Au départ du prologue de Liège, Thomas Voeckler ne se doutait probablement pas qu'il monterait trois fois sur le podium après l'étape. Pourtant, c'est ce qu'il s'est passé hier, lors de l'étape reliant Mâcon à Bellegarde-sur-Valserine. Il est monté la première fois pour sa glorieuse victoire d'étape. La seconde fois, c'était pour endosser le maillot à pois de meilleur grimpeur, une tunique à la notoriété certaine dans l'hexagone. La dernière fois, sans doute un peu moins importante que les deux premières, c'était pour récupérer son dossard rouge de plus combatif de l'étape. Trois montées, autant de peluches gagnées. Ce sont ses deux enfants qui vont être contents la prochaine fois qu'ils verront papa !
Au sein d'Europcar, après l'étape, on pouvait discerner la surprise et la fierté qui se dessinaient sur les visages. Parvenir à gagner une étape de montagne en se débarrassant de gros clients comme Michele Scarponi ou encore Luis León Sánchez, déjà vainqueur sur un Tour de France, après avoir été à côté de sa première semaine, n'est pas donné à tout le monde. Pierre Rolland, maillot blanc de meilleur jeune de l'édition précédente, qui a levé les bras à l'arrivée sur la ligne, avouait : « Je suis extrêmement fier de lui. Je n'aimais pas le voir mal sur un vélo et aujourd'hui, il a retrouvé le plaisir d'être sur un vélo.

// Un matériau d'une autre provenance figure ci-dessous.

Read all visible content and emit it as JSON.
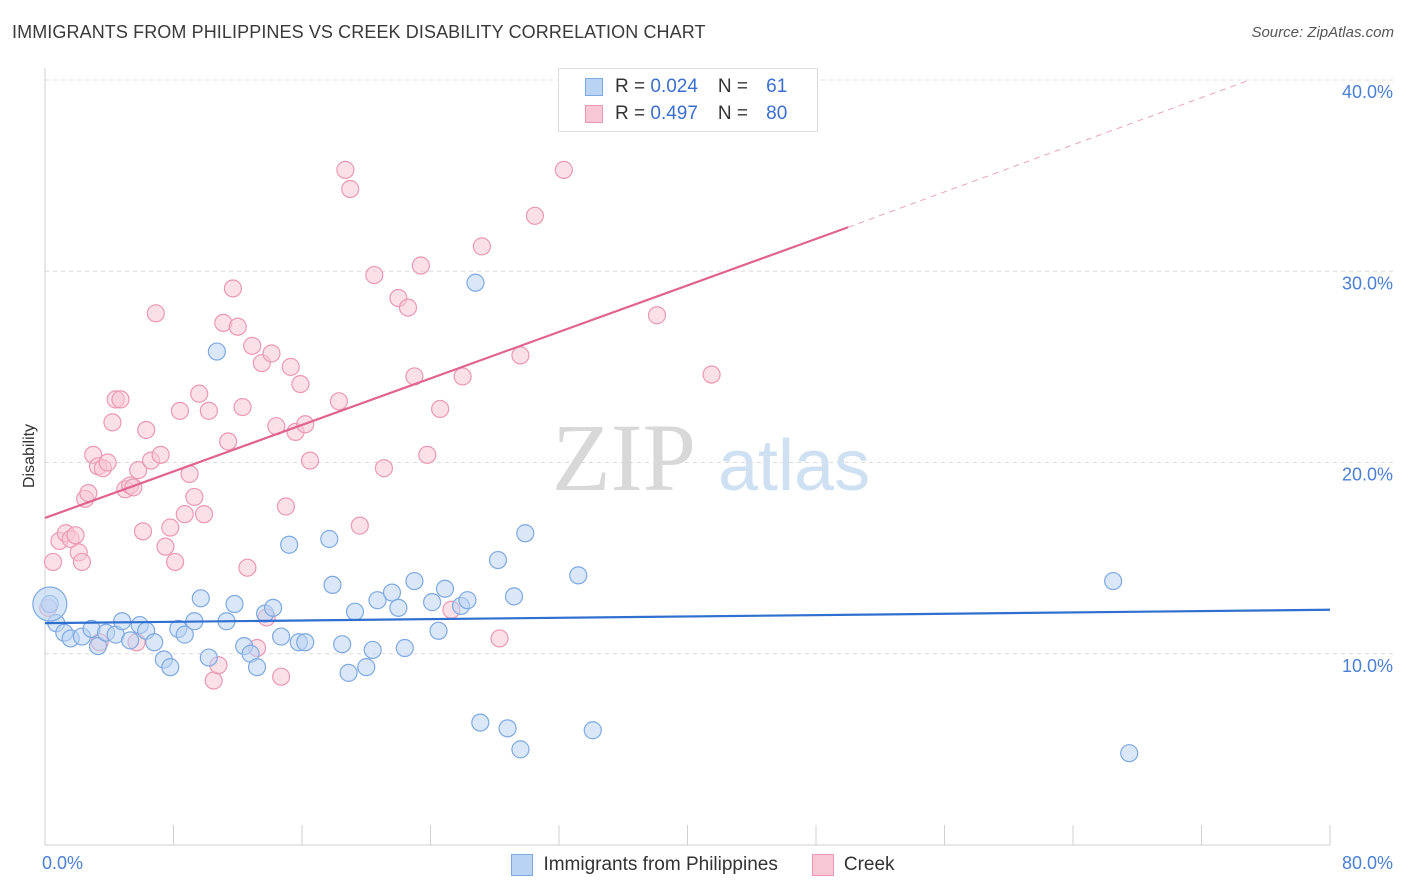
{
  "header": {
    "title": "IMMIGRANTS FROM PHILIPPINES VS CREEK DISABILITY CORRELATION CHART",
    "source": "Source: ZipAtlas.com"
  },
  "stats": {
    "rows": [
      {
        "r_label": "R = ",
        "r_value": "0.024",
        "n_label": "N = ",
        "n_value": "61"
      },
      {
        "r_label": "R = ",
        "r_value": "0.497",
        "n_label": "N = ",
        "n_value": "80"
      }
    ]
  },
  "watermark": {
    "zip": "ZIP",
    "atlas": "atlas"
  },
  "colors": {
    "blue_fill": "#b9d3f4",
    "blue_stroke": "#7ea9e2",
    "blue_line": "#2f6fcf",
    "pink_fill": "#f8c7d6",
    "pink_stroke": "#eb98b4",
    "pink_line": "#e0648f",
    "grid": "#dcdcdc",
    "tick_text": "#4a7fd4"
  },
  "chart_data": {
    "type": "scatter",
    "title": "IMMIGRANTS FROM PHILIPPINES VS CREEK DISABILITY CORRELATION CHART",
    "xlabel": "",
    "ylabel": "Disability",
    "xlim": [
      0,
      80
    ],
    "ylim": [
      0,
      40
    ],
    "x_tick_labels": [
      "0.0%",
      "80.0%"
    ],
    "y_ticks": [
      10,
      20,
      30,
      40
    ],
    "y_tick_labels": [
      "10.0%",
      "20.0%",
      "30.0%",
      "40.0%"
    ],
    "grid": true,
    "legend_position": "bottom-center",
    "series": [
      {
        "name": "Immigrants from Philippines",
        "color": "#b9d3f4",
        "trend": {
          "x0": 0,
          "y0": 11.6,
          "x1": 80,
          "y1": 12.3
        },
        "points": [
          [
            0.3,
            12.6
          ],
          [
            0.7,
            11.6
          ],
          [
            1.2,
            11.1
          ],
          [
            1.6,
            10.8
          ],
          [
            2.3,
            10.9
          ],
          [
            2.9,
            11.3
          ],
          [
            3.3,
            10.4
          ],
          [
            3.8,
            11.1
          ],
          [
            4.4,
            11.0
          ],
          [
            4.8,
            11.7
          ],
          [
            5.3,
            10.7
          ],
          [
            5.9,
            11.5
          ],
          [
            6.3,
            11.2
          ],
          [
            6.8,
            10.6
          ],
          [
            7.4,
            9.7
          ],
          [
            7.8,
            9.3
          ],
          [
            8.3,
            11.3
          ],
          [
            8.7,
            11.0
          ],
          [
            9.3,
            11.7
          ],
          [
            9.7,
            12.9
          ],
          [
            10.2,
            9.8
          ],
          [
            10.7,
            25.8
          ],
          [
            11.3,
            11.7
          ],
          [
            11.8,
            12.6
          ],
          [
            12.4,
            10.4
          ],
          [
            12.8,
            10.0
          ],
          [
            13.2,
            9.3
          ],
          [
            13.7,
            12.1
          ],
          [
            14.2,
            12.4
          ],
          [
            14.7,
            10.9
          ],
          [
            15.2,
            15.7
          ],
          [
            15.8,
            10.6
          ],
          [
            16.2,
            10.6
          ],
          [
            17.7,
            16.0
          ],
          [
            17.9,
            13.6
          ],
          [
            18.5,
            10.5
          ],
          [
            18.9,
            9.0
          ],
          [
            19.3,
            12.2
          ],
          [
            20.0,
            9.3
          ],
          [
            20.4,
            10.2
          ],
          [
            20.7,
            12.8
          ],
          [
            21.6,
            13.2
          ],
          [
            22.0,
            12.4
          ],
          [
            22.4,
            10.3
          ],
          [
            23.0,
            13.8
          ],
          [
            24.1,
            12.7
          ],
          [
            24.5,
            11.2
          ],
          [
            24.9,
            13.4
          ],
          [
            25.9,
            12.5
          ],
          [
            26.3,
            12.8
          ],
          [
            26.8,
            29.4
          ],
          [
            27.1,
            6.4
          ],
          [
            28.2,
            14.9
          ],
          [
            28.8,
            6.1
          ],
          [
            29.6,
            5.0
          ],
          [
            29.9,
            16.3
          ],
          [
            33.2,
            14.1
          ],
          [
            34.1,
            6.0
          ],
          [
            66.5,
            13.8
          ],
          [
            67.5,
            4.8
          ],
          [
            29.2,
            13.0
          ]
        ]
      },
      {
        "name": "Creek",
        "color": "#f8c7d6",
        "trend": {
          "x0": 0,
          "y0": 17.1,
          "x1": 50,
          "y1": 32.3
        },
        "trend_dashed_to": {
          "x": 75,
          "y": 40.0
        },
        "points": [
          [
            0.2,
            12.4
          ],
          [
            0.5,
            14.8
          ],
          [
            0.9,
            15.9
          ],
          [
            1.3,
            16.3
          ],
          [
            1.6,
            16.0
          ],
          [
            1.9,
            16.2
          ],
          [
            2.1,
            15.3
          ],
          [
            2.3,
            14.8
          ],
          [
            2.5,
            18.1
          ],
          [
            2.7,
            18.4
          ],
          [
            3.0,
            20.4
          ],
          [
            3.3,
            19.8
          ],
          [
            3.6,
            19.7
          ],
          [
            3.9,
            20.0
          ],
          [
            4.2,
            22.1
          ],
          [
            4.4,
            23.3
          ],
          [
            4.7,
            23.3
          ],
          [
            5.0,
            18.6
          ],
          [
            5.3,
            18.8
          ],
          [
            5.5,
            18.7
          ],
          [
            5.8,
            19.6
          ],
          [
            6.1,
            16.4
          ],
          [
            6.3,
            21.7
          ],
          [
            6.6,
            20.1
          ],
          [
            6.9,
            27.8
          ],
          [
            7.2,
            20.4
          ],
          [
            7.5,
            15.6
          ],
          [
            7.8,
            16.6
          ],
          [
            8.1,
            14.8
          ],
          [
            8.4,
            22.7
          ],
          [
            8.7,
            17.3
          ],
          [
            9.0,
            19.4
          ],
          [
            9.3,
            18.2
          ],
          [
            9.6,
            23.6
          ],
          [
            9.9,
            17.3
          ],
          [
            10.2,
            22.7
          ],
          [
            10.5,
            8.6
          ],
          [
            10.8,
            9.4
          ],
          [
            11.1,
            27.3
          ],
          [
            11.4,
            21.1
          ],
          [
            11.7,
            29.1
          ],
          [
            12.0,
            27.1
          ],
          [
            12.3,
            22.9
          ],
          [
            12.6,
            14.5
          ],
          [
            12.9,
            26.1
          ],
          [
            13.2,
            10.3
          ],
          [
            13.5,
            25.2
          ],
          [
            13.8,
            11.9
          ],
          [
            14.1,
            25.7
          ],
          [
            14.4,
            21.9
          ],
          [
            14.7,
            8.8
          ],
          [
            15.0,
            17.7
          ],
          [
            15.3,
            25.0
          ],
          [
            15.6,
            21.6
          ],
          [
            15.9,
            24.1
          ],
          [
            16.2,
            22.0
          ],
          [
            16.5,
            20.1
          ],
          [
            18.3,
            23.2
          ],
          [
            18.7,
            35.3
          ],
          [
            19.0,
            34.3
          ],
          [
            19.6,
            16.7
          ],
          [
            20.5,
            29.8
          ],
          [
            21.1,
            19.7
          ],
          [
            22.0,
            28.6
          ],
          [
            22.6,
            28.1
          ],
          [
            23.0,
            24.5
          ],
          [
            23.4,
            30.3
          ],
          [
            23.8,
            20.4
          ],
          [
            24.6,
            22.8
          ],
          [
            25.3,
            12.3
          ],
          [
            26.0,
            24.5
          ],
          [
            27.2,
            31.3
          ],
          [
            28.3,
            10.8
          ],
          [
            29.6,
            25.6
          ],
          [
            30.5,
            32.9
          ],
          [
            32.3,
            35.3
          ],
          [
            38.1,
            27.7
          ],
          [
            41.5,
            24.6
          ],
          [
            5.7,
            10.6
          ],
          [
            3.4,
            10.6
          ]
        ]
      }
    ]
  }
}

Il a prouvé que le leader d'Europcar, c'est bien lui. » Son directeur sportif, Andy Flickinger, résumait bien la situation : « Une victoire d'étape, c'est super. Il a réussi son Tour et Europcar aussi. Un grand coureur ne meurt jamais et Thomas fait clairement partie de cette catégorie de cycliste. »
Le retour en grâce de Thomas Voeckler
Depuis quelques années, on ne sait pas où s'arrêtera le petit Breton, porteur du maillot jaune pendant 10 jours en 2004 et 2011. Durant les deux semaines qui ont précédé la 99e édition de la Grande Boucle, il n'a pas poussé une pédale pendant dix jours à cause de son genou douloureux. Jusqu'à la veille du Tour, on ne savait pas s'il partirait de Liège. Physiquement, il n'était pas au niveau et c'est sûrement pour son sponsor Europcar qu'il a pris la décision d'aller au-delà de la douleur, pourtant insoutenable. Depuis l'étape qui menait à Porrentruy, il affirmait que son genou lui faisait moins mal et que c'était bien plus facile de rouler en appuyant sur les deux pédales. On a vu le résultat.